Now before the festival of the Passover, Jesus knew that his hour had come to depart from this world and go to the Father. Having loved his own who were in the world, he loved them to the end.
- John 13:1
Starting this Sunday, our readings for the season of Lent are all drawn from John’s Gospel and its account of the days right before the crucifixion of Jesus. In fact, we’ll spend the next five weeks with readings that cover only two days: the Thursday that we know as Maundy Thursday when he washed his disciples’ feet and shared in the Last Supper with them and prayed for them and was arrested, and the Friday that we know as Good Friday, when Jesus was interviewed by Pontius Pilate and crucified and died. That’s a lot of Sundays spent on just a few days of Jesus’ life!
It might seem odd, but the gospels spend a lot of their time focused on the events of Holy Week. John’s Gospel alone spends nine out of twenty-one chapters focused on just that week. When asked why the gospel writers wrote so much about Jesus’ death and the events leading up to it, one of my seminary professors responded, “Because they never got over it.” In other words, the stories of betrayal, service, love, death, burial, and resurrection were so compelling and distressing and transformative that the disciples kept telling them over and over.
People use story-telling to make sense of our lives. When we introduce ourselves, we often tell stories about our growing up, our jobs, our families. When we are grieving a loved one’s death, we tell stories about what they meant to us in their life. When we reflect on important moments in our lives, we tell stories about ourselves and our history. Researchers have even studied this, and time and again they find that story-telling is a universal way that humans connect and make meaning.

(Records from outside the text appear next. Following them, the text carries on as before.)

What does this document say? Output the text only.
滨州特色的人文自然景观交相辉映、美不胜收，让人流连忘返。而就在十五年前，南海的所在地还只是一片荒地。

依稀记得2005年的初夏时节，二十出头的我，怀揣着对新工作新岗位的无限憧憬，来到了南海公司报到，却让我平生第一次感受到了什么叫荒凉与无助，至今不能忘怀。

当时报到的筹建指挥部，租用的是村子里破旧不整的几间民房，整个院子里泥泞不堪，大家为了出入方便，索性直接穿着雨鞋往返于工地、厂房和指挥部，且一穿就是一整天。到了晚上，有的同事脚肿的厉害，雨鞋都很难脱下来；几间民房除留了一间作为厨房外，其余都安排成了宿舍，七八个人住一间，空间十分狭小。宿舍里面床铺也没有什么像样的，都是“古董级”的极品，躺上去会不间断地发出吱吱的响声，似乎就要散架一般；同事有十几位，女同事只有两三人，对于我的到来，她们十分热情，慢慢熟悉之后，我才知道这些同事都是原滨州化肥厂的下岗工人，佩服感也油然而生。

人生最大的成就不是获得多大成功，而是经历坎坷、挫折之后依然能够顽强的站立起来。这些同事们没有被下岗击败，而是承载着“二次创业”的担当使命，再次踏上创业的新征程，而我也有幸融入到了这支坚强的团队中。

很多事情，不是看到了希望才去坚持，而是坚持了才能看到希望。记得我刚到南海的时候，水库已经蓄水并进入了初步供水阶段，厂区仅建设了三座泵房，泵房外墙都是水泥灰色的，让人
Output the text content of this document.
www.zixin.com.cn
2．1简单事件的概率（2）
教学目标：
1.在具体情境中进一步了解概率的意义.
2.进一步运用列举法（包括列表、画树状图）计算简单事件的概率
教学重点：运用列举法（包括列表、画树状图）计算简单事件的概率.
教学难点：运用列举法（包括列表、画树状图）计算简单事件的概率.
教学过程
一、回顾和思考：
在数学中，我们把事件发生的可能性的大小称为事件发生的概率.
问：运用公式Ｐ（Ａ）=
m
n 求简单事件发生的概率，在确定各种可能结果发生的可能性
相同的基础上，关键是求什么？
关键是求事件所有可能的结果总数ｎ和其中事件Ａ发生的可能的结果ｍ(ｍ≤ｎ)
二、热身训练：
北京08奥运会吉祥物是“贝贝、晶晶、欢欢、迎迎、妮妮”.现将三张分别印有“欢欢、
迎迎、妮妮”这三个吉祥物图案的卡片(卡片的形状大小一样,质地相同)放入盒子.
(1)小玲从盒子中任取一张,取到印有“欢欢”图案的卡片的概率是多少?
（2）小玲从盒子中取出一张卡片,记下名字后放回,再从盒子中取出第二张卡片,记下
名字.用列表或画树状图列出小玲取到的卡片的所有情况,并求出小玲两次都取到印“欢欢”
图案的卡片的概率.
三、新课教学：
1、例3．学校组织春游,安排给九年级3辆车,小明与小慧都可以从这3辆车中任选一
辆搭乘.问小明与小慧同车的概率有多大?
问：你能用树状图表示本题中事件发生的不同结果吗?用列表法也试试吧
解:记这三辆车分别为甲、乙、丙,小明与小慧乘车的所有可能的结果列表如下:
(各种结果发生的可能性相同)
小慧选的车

Could you take time this Lent to focus on the story of Jesus’ last week in a special way? Try this: read the story in one sitting, from chapter 12 through chapter 20, remembering that the reason we have these stories is that the very first disciples found them so important that they repeated them and shared them again and again. Then, a few days later, go re-read it! See what you notice a second time through. As we journey through the story this Lent, you’ll find a deeper appreciation for the parts of the story we hear in worship if you spend some time reading the whole story yourself.